1. The chinese food delivery place
2. A member of my family
3. BIG HEADACHE AND BIG CLUELESS
Everyone that voted for number three: you win. Somehow this company, which is run with even less efficiency than the U.S. Government, has managed -AGAIN- to bugger up my claims. Here's the kicker: I filed two sets of claims at roughly the same time. Set one was for the end of 2007 and set two was for services that started this year. I find it very interesting that BH&BC can't manage to pay me my money, but they did manage to inform me that this year I now have a $500 deductible... The "We Ain't Gonna Pay You" letter was received two weeks after the claim was filed - even though that particular claim was filed only a week after the set one claim - which they have managed to F*@K up. Seriously, they drag their feet and make up more BS than a sixth-grader who forgot his homework (& trust me I know what kind of BS a 6th grader makes up - but more on that in another blog). Yet, they will push their own mothers into hell, sell their children into slavery and jump through a ring of fire so fast it would burn your @$$ two states away to send you an non-payment EOB (Explanation of Benefits) when they don't have to give you any dough.
These people are seriously getting on my "PEOPLE TO KILL" list. (It's a small, but distinguished list that used to be larger when I was working for Ascend Into Hell Company, but has managed to shrink since then.) And this is not a good thing since I really hate the color orange and have a large aversion to showering with other women.
I can understand not wanting to pay a bill.
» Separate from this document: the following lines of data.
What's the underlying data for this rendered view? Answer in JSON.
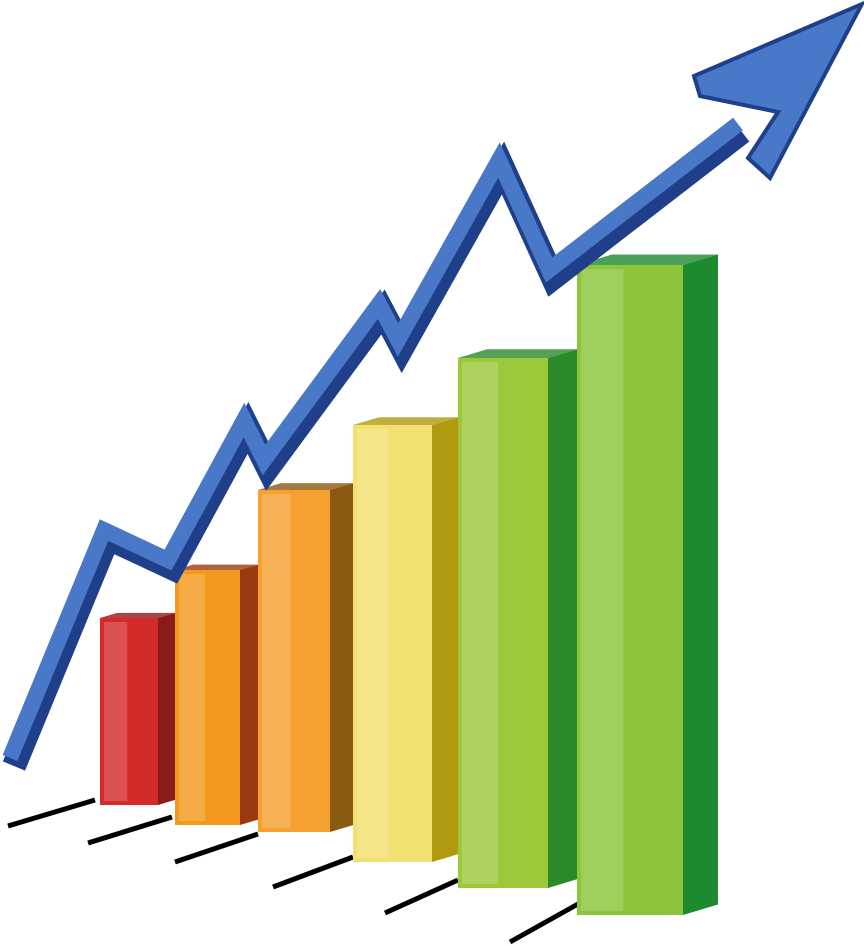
{
  "chart_data": {
    "type": "bar",
    "values": [
      187,
      255,
      342,
      437,
      530,
      650
    ],
    "colors": [
      "#d42a2a",
      "#f39a1e",
      "#f5a030",
      "#f2e070",
      "#9cc83a",
      "#8cc43a"
    ],
    "side_colors": [
      "#8b1a1a",
      "#9b3a10",
      "#8a5a10",
      "#b09a10",
      "#2a8a2a",
      "#1e8a30"
    ]
  }
}
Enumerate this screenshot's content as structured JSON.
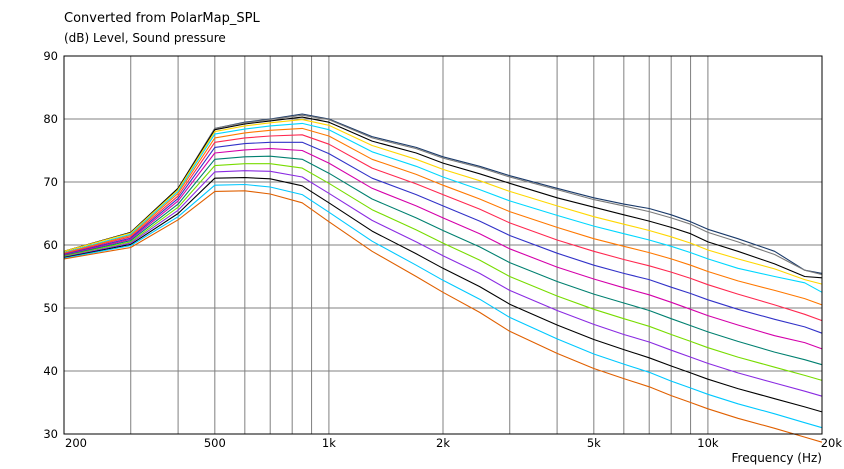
{
  "chart_data": {
    "type": "line",
    "title": "Converted from PolarMap_SPL",
    "ylabel": "(dB)  Level, Sound pressure",
    "xlabel": "Frequency  (Hz)",
    "xscale": "log",
    "xlim": [
      200,
      20000
    ],
    "ylim": [
      30,
      90
    ],
    "grid": true,
    "legend": "none",
    "y_ticks": [
      "90",
      "80",
      "70",
      "60",
      "50",
      "40",
      "30"
    ],
    "x_ticks": [
      {
        "value": 200,
        "label": "200"
      },
      {
        "value": 500,
        "label": "500"
      },
      {
        "value": 1000,
        "label": "1k"
      },
      {
        "value": 2000,
        "label": "2k"
      },
      {
        "value": 5000,
        "label": "5k"
      },
      {
        "value": 10000,
        "label": "10k"
      },
      {
        "value": 20000,
        "label": "20k"
      }
    ],
    "x": [
      200,
      300,
      400,
      500,
      600,
      700,
      850,
      1000,
      1300,
      1700,
      2000,
      2500,
      3000,
      4000,
      5000,
      6000,
      7000,
      8000,
      9000,
      10000,
      12000,
      15000,
      18000,
      20000
    ],
    "series": [
      {
        "color": "#1a3a6a",
        "values": [
          59,
          62,
          69,
          78.5,
          79.5,
          80,
          80.8,
          80,
          77.2,
          75.5,
          74,
          72.5,
          71,
          69,
          67.5,
          66.5,
          65.8,
          64.8,
          63.7,
          62.5,
          61,
          59,
          56,
          55.5
        ]
      },
      {
        "color": "#7a7a7a",
        "values": [
          59,
          62,
          69,
          78.5,
          79.4,
          79.9,
          80.6,
          79.9,
          77,
          75.3,
          73.8,
          72.3,
          70.8,
          68.8,
          67.2,
          66.2,
          65.3,
          64.3,
          63.3,
          62,
          60.5,
          58.5,
          56,
          55.3
        ]
      },
      {
        "color": "#000000",
        "values": [
          59,
          62,
          69,
          78.3,
          79.2,
          79.7,
          80.3,
          79.5,
          76.5,
          74.6,
          73,
          71.3,
          69.8,
          67.5,
          66,
          64.8,
          63.8,
          62.8,
          61.8,
          60.5,
          59,
          57,
          55,
          54.8
        ]
      },
      {
        "color": "#ffd700",
        "values": [
          59,
          61.9,
          68.8,
          78,
          78.9,
          79.4,
          79.9,
          79,
          75.8,
          73.6,
          72,
          70.2,
          68.5,
          66.2,
          64.5,
          63.3,
          62.3,
          61.3,
          60.3,
          59.2,
          57.8,
          56.2,
          54.5,
          53.8
        ]
      },
      {
        "color": "#00d7ff",
        "values": [
          58.8,
          61.7,
          68.5,
          77.6,
          78.4,
          78.9,
          79.3,
          78.3,
          74.8,
          72.5,
          70.8,
          68.8,
          67,
          64.7,
          63,
          61.8,
          60.8,
          59.8,
          58.8,
          57.8,
          56.3,
          55,
          54,
          52.5
        ]
      },
      {
        "color": "#ff7800",
        "values": [
          58.7,
          61.5,
          68.2,
          77,
          77.8,
          78.2,
          78.5,
          77.3,
          73.6,
          71.2,
          69.5,
          67.3,
          65.3,
          62.8,
          61,
          59.8,
          58.8,
          57.8,
          56.8,
          55.8,
          54.3,
          52.8,
          51.5,
          50.5
        ]
      },
      {
        "color": "#ff2850",
        "values": [
          58.6,
          61.3,
          67.8,
          76.3,
          77,
          77.3,
          77.5,
          76,
          72.2,
          69.7,
          68,
          65.7,
          63.5,
          60.8,
          59,
          57.7,
          56.7,
          55.7,
          54.7,
          53.7,
          52.2,
          50.5,
          49,
          48
        ]
      },
      {
        "color": "#3232c8",
        "values": [
          58.5,
          61.1,
          67.4,
          75.5,
          76.1,
          76.3,
          76.3,
          74.5,
          70.6,
          68,
          66.2,
          63.8,
          61.5,
          58.7,
          56.8,
          55.5,
          54.5,
          53.3,
          52.3,
          51.3,
          49.8,
          48.2,
          47,
          46
        ]
      },
      {
        "color": "#d400aa",
        "values": [
          58.4,
          60.9,
          67,
          74.6,
          75.1,
          75.3,
          75,
          73,
          69,
          66.2,
          64.3,
          61.8,
          59.4,
          56.5,
          54.6,
          53.2,
          52.1,
          50.9,
          49.8,
          48.8,
          47.3,
          45.6,
          44.5,
          43.5
        ]
      },
      {
        "color": "#008070",
        "values": [
          58.3,
          60.7,
          66.5,
          73.6,
          74,
          74.1,
          73.6,
          71.4,
          67.3,
          64.3,
          62.3,
          59.7,
          57.2,
          54.2,
          52.2,
          50.8,
          49.6,
          48.3,
          47.2,
          46.2,
          44.7,
          43,
          41.8,
          41
        ]
      },
      {
        "color": "#78dc00",
        "values": [
          58.2,
          60.5,
          66,
          72.6,
          72.9,
          72.9,
          72.2,
          69.8,
          65.6,
          62.4,
          60.3,
          57.6,
          55,
          51.9,
          49.8,
          48.3,
          47.1,
          45.8,
          44.7,
          43.7,
          42.2,
          40.6,
          39.3,
          38.5
        ]
      },
      {
        "color": "#8a2be2",
        "values": [
          58.1,
          60.3,
          65.5,
          71.6,
          71.8,
          71.7,
          70.8,
          68.2,
          63.9,
          60.5,
          58.3,
          55.5,
          52.8,
          49.6,
          47.4,
          45.8,
          44.6,
          43.3,
          42.2,
          41.2,
          39.7,
          38.1,
          36.8,
          36
        ]
      },
      {
        "color": "#000000",
        "values": [
          58,
          60.1,
          65,
          70.6,
          70.7,
          70.5,
          69.4,
          66.7,
          62.2,
          58.6,
          56.3,
          53.4,
          50.6,
          47.3,
          45,
          43.4,
          42.1,
          40.8,
          39.7,
          38.7,
          37.2,
          35.6,
          34.3,
          33.5
        ]
      },
      {
        "color": "#00c8ff",
        "values": [
          57.9,
          59.9,
          64.5,
          69.5,
          69.6,
          69.2,
          68,
          65.2,
          60.6,
          56.8,
          54.4,
          51.4,
          48.5,
          45.1,
          42.7,
          41.1,
          39.8,
          38.4,
          37.3,
          36.3,
          34.8,
          33.2,
          31.8,
          31
        ]
      },
      {
        "color": "#e06000",
        "values": [
          57.8,
          59.6,
          64,
          68.5,
          68.6,
          68.1,
          66.7,
          63.7,
          59,
          55,
          52.5,
          49.3,
          46.3,
          42.8,
          40.4,
          38.8,
          37.5,
          36.1,
          35,
          34,
          32.5,
          30.9,
          29.5,
          28.7
        ]
      }
    ]
  }
}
Hell, I go through that every month when I get my Visa statement. (By the way, I really did need those oh-so-cute and ever-so-fashionable kitten pump heels. I mean, you can't expect me to teach middle school kids in three inch FMPs??? Sorry, not happening - no matter what David Lee Roth thinks). But it's time to pay up people. I got things to buy with that money and you are standing in my way. Which is like standing in front of a speeding train whispering "stop". You will lose and it will not be pretty. Trust me bigger people have tried and died.... I'm the freaking Bloody Red Baron when it comes to spending money and I have a wallet stamped with proof of my "kills" to prove it.
So, what we obviously have here is a "failure to communicate" (*See Cool Hand Luke). Most likely based on the fact that I do not speak Dumb-ass Monkey and BC's Dumb-ass Monkeys don't understand English. Really. How much plainer can I make it. YOU OWE ME MONEY - GIVE IT TO ME NOW. Crap, I think my cats understood that. I am so peeved at these F*@k-whits that I can barely keep my hands from wringing the phone in two. The first two go rounds of Tax ID and NPI numbers were not enough, they are now claiming the CPT codes are wrong. Funny. They are the same bloody CPT codes that you dimbwhits paid on the last two claims and managed to "post towards this (mysterious) $500 deductible". All of a sudden they are wrong?!?!? UUUUUUUGGGGGHHHHH!!!!
I am off to find the xanax and Ho-Ho's because this is becoming more than one non-medicated non-chocolate-high-induced person can handle. As soon as I pry the phone from my Kung-Fu Death Grip.